Nature holds a wonderful diversity of organisms and the corresponding wealth of enzymes and has often been the starting point for the identification of novel enzymes. For a variety of applications even Nature’s assortment faces some limitations or it is too time consuming and difficult to look into Nature’s diversity. This imposes a challenge for scientists to optimize existing natural enzymes and to generate additional ‘artificial’ diversity to tailor-make enzymes for a given application. Natural diversity approaches and optimization strategies are complementary routes and both are equally important in developing a high-quality diversity of enzymes (Nedwin et al., 2005).

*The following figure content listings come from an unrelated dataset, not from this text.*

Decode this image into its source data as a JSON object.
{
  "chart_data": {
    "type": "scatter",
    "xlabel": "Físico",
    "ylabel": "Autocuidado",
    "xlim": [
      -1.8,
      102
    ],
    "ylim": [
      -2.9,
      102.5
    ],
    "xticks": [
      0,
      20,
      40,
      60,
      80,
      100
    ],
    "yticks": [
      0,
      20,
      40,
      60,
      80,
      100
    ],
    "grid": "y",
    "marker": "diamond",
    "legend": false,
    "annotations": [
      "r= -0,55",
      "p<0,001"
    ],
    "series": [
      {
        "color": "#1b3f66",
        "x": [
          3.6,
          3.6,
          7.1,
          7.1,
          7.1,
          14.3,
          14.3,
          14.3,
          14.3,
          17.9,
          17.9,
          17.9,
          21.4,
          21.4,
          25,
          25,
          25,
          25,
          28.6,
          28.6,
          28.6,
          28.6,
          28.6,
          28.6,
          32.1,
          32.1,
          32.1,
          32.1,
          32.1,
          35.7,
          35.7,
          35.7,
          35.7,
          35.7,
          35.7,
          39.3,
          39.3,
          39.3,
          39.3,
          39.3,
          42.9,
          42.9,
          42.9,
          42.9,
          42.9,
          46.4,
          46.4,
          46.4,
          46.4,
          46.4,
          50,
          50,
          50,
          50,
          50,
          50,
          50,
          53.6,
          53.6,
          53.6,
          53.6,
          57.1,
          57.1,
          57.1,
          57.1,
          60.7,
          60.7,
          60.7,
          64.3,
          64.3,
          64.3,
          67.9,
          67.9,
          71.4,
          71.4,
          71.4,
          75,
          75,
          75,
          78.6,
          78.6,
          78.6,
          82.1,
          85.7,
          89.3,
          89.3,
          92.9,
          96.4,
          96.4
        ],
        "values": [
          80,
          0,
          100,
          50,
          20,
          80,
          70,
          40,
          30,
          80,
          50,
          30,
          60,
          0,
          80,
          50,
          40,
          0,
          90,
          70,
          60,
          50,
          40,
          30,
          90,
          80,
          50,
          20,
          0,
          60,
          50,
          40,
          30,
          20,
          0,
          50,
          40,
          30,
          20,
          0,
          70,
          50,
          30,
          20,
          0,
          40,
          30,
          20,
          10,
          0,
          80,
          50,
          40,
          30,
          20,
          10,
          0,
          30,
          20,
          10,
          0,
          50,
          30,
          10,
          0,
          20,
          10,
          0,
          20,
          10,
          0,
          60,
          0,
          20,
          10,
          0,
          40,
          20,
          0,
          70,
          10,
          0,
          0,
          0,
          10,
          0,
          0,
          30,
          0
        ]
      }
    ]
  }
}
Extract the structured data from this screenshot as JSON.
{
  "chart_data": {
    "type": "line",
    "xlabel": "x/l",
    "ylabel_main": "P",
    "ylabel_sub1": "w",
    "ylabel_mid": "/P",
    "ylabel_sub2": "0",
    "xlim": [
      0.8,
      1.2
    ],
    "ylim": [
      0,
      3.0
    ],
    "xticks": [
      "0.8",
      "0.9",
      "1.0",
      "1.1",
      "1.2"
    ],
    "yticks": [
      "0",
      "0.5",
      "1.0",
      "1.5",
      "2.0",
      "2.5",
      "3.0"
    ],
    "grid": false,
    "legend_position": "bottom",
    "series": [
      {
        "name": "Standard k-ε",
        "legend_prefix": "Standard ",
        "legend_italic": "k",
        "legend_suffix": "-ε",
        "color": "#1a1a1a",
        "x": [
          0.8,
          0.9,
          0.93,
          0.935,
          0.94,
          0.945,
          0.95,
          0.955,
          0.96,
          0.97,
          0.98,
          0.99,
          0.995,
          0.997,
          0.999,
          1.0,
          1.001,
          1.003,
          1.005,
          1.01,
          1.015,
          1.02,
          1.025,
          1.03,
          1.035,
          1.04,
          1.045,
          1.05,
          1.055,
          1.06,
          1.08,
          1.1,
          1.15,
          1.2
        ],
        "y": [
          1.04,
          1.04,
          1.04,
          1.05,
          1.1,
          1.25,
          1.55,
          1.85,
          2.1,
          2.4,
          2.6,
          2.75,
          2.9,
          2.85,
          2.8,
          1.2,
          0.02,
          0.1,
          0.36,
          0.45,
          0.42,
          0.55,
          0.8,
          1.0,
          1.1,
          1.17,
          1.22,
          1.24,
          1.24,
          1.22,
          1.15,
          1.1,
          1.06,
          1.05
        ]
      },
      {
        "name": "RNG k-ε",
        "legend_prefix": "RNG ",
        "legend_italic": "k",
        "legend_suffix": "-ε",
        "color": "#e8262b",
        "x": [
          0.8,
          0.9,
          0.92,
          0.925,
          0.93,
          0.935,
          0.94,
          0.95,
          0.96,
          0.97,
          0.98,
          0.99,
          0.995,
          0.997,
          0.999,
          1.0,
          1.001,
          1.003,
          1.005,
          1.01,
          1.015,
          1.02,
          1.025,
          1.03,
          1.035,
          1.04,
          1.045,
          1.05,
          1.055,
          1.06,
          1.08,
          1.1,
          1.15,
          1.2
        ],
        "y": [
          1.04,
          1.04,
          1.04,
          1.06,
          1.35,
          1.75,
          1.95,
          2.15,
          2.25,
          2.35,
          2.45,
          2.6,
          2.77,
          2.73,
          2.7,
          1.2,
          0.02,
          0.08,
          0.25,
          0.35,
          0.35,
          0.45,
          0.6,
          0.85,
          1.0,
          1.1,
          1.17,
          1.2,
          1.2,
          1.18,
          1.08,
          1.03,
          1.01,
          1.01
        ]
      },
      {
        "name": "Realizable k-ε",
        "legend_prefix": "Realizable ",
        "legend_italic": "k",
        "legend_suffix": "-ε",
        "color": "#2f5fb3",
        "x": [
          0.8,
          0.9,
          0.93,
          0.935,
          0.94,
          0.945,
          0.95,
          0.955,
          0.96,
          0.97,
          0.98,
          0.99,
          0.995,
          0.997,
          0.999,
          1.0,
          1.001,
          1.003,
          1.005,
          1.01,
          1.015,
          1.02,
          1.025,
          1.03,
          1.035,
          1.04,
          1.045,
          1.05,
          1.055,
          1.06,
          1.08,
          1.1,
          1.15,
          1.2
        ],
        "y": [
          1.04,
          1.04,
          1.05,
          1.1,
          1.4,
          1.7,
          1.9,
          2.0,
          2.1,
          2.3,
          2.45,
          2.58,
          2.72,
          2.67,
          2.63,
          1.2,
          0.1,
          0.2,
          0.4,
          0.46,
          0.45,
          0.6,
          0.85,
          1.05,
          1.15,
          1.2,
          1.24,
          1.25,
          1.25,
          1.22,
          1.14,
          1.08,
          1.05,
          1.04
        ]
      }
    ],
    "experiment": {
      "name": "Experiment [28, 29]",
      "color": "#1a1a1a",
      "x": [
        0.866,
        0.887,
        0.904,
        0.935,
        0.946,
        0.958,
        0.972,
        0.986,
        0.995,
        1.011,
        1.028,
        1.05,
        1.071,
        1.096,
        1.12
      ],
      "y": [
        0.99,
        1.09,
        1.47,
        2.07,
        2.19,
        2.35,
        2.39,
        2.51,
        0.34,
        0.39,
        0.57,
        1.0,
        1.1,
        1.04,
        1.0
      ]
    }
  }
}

The challenge is that Nature’s diversity is virtually infinite and that living microorganisms have inhabited virtually all ecological niches on planet Earth during 3.5 billion years of evolution. The number of described bacterial and fungal species is huge, new isolations are added daily so that the actual number can only be extrapolated roughly. From bioinformatics analysis of the genomes it can be assumed that a bacterial genome on average contains about 4000 enzyme coding genes, while for fungi the number of enzyme encoding genes can be up to 20,000 (Hirose et al., 2000; Dunn-Coleman and Prade, 1998). The art of screening obviously consists of having the right tools to find the ‘needle’ in this ‘haystack’ of biodiversity; no scientist will start looking into the totally available biodiversity, but will look into groups of carefully selected microorganisms. Considering these numbers and using best practice, it is obvious that all screening efforts face a limitation in that we are only scratching the surface. Microorganisms, namely bacteria, fungi and archaea, which are normally stored in culture collections of the groups performing the screening or in public collections, where the strains are accessible for everyone who is interested, often comprise the biological starting material.